St. Mary's Cathedral of the Immaculate Conception

Browsing Msgr. Pat's Homilies

10-15-2017 28th Sunday in Ordinary Time

Oct 16, 2017



28th Sunday in OT / A / 2017

Msgr. Patrick S. Brennan

Today’s parable is one of the strangest in the Gospels—even a little shocking, like last week’s parable of the tenants who kill the Son hoping to get his inheritance. This week—in brief— we have a king hosting a wedding banquet for his Son. The invitees don’t come, and in his anger, the king kills them. Then he invites everyone to the banquet, but one does not have a wedding garment, and he throws him into Gehenna!

So what are we to make of this—that God is a tyrant, a capricious, moody being? Not so fast. Let’s look a little more in detail.

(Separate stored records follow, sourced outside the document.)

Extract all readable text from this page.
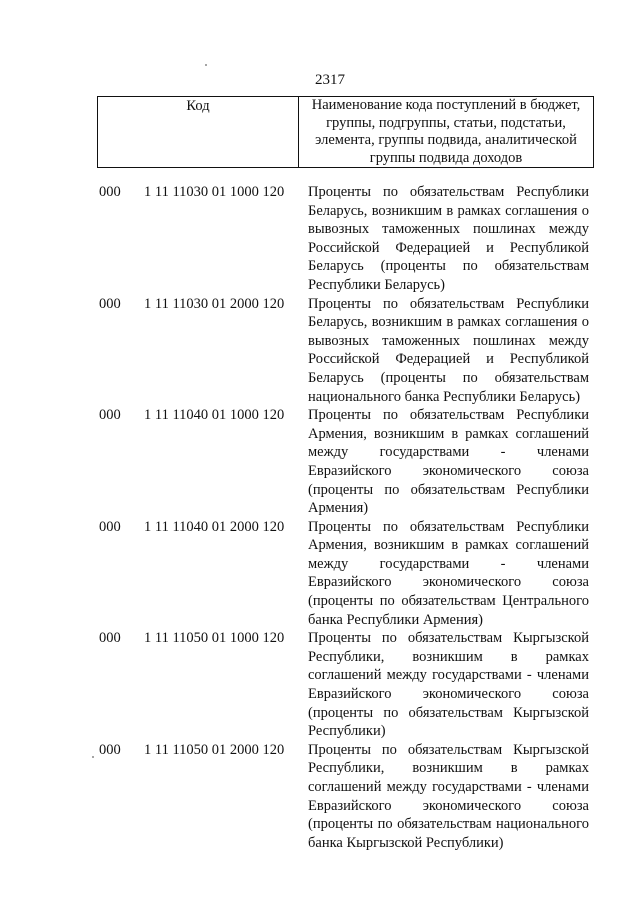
2317
Код	Наименование кода поступлений в бюджет, группы, подгруппы, статьи, подстатьи, элемента, группы подвида, аналитической группы подвида доходов
000	1 11 11030 01 1000 120	Проценты по обязательствам Республики
Беларусь, возникшим в рамках соглашения о
вывозных таможенных пошлинах между
Российской Федерацией и Республикой
Беларусь (проценты по обязательствам
Республики Беларусь)
000	1 11 11030 01 2000 120	Проценты по обязательствам Республики
Беларусь, возникшим в рамках соглашения о
вывозных таможенных пошлинах между
Российской Федерацией и Республикой
Беларусь (проценты по обязательствам
национального банка Республики Беларусь)
000	1 11 11040 01 1000 120	Проценты по обязательствам Республики
Армения, возникшим в рамках соглашений
между государствами - членами
Евразийского экономического союза
(проценты по обязательствам Республики
Армения)
000	1 11 11040 01 2000 120	Проценты по обязательствам Республики
Армения, возникшим в рамках соглашений
между государствами - членами
Евразийского экономического союза
(проценты по обязательствам Центрального
банка Республики Армения)
000	1 11 11050 01 1000 120	Проценты по обязательствам Кыргызской
Республики, возникшим в рамках
соглашений между государствами - членами
Евразийского экономического союза
(проценты по обязательствам Кыргызской
Республики)
000	1 11 11050 01 2000 120	Проценты по обязательствам Кыргызской
Республики, возникшим в рамках
соглашений между государствами - членами
Евразийского экономического союза
(проценты по обязательствам национального
банка Кыргызской Республики)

But first a general comment to help us understand this parable and other parables. The great American Catholic author, Flannery O’Connor, was once asked why her stories are so macabre, violent, and unsavory. O’Connor’s response: "to the hard of hearing you shout, and for the almost blind you draw large and startling figures."

In other words, to those of us whose eyes and ears have been dulled and blunted by our secular culture, where nothing shocks us—where people have lost a sense of God—one has to "shock" us into attention. You "shout" or "draw large." And that’s what the parables do: they shout and draw large and exaggerate to catch our attention.

Think of that in our parable today. A king gives a wedding banquet for his son. The "King" is God the Father, and the "Son" is Jesus—and we are the invited guests, those invited to share the intimacy of the Father and the Son.

Now think about the invitation given to us. Not just from anyone. A king! You have been invited to a royal wedding, with "a feast of rich food and choice wines" (Isaiah). It would be like an invitation from the president to join him and the first lady at the White House for a wedding of his son or daughter. Would you look at your calendar to see if you could go, or perhaps just excuse yourself? No, of course not! You would jump at the opportunity!

But in our parable, some refuse to come, some ignore the invitation, others walk away, to their farm or business. And some crazy ones even killed the servants who brought the invitations!

Like last week, the parable tells the story of the prophets who spoke God’s invitation but were rejected or killed by the people. So the invitation is taken away from them and they are severely punished—and their city is destroyed (a reference to the destruction of Jerusalem in A.D. 70). The words and images of the parable are meant to wake us up—don’t ignore God’s invitation! And if you ignore it, or refuse it, calamity will follow.

But God doesn’t give up. The invitation then goes out to everyone! The abundance of God just keeps giving and giving and giving, despite our lack of response. The hall is now full for the wedding feast—with the "bad and good alike."

But then another odd thing happens. When the king enters the hall to greet the guests, he sees one man "not dressed in a wedding garment," and has him thrown out "into the darkness outside, where there will be wailing and grinding of teeth"—Gehenna.

We don’t want to think literally here . . . we want to think theologically.

So what’s it about? The final line explains it: "Many are invited, but few are chosen."

All of us receive the invitation to intimacy with God—God desires that all be saved—but more is required to enter the Kingdom than an invitation. We must respond properly to the invitation, through good works and conversion. That is our wedding garment—to arrive in the Kingdom clothed with the works of mercy, with the Gospel.

So, the invitation is given to us. How will we respond?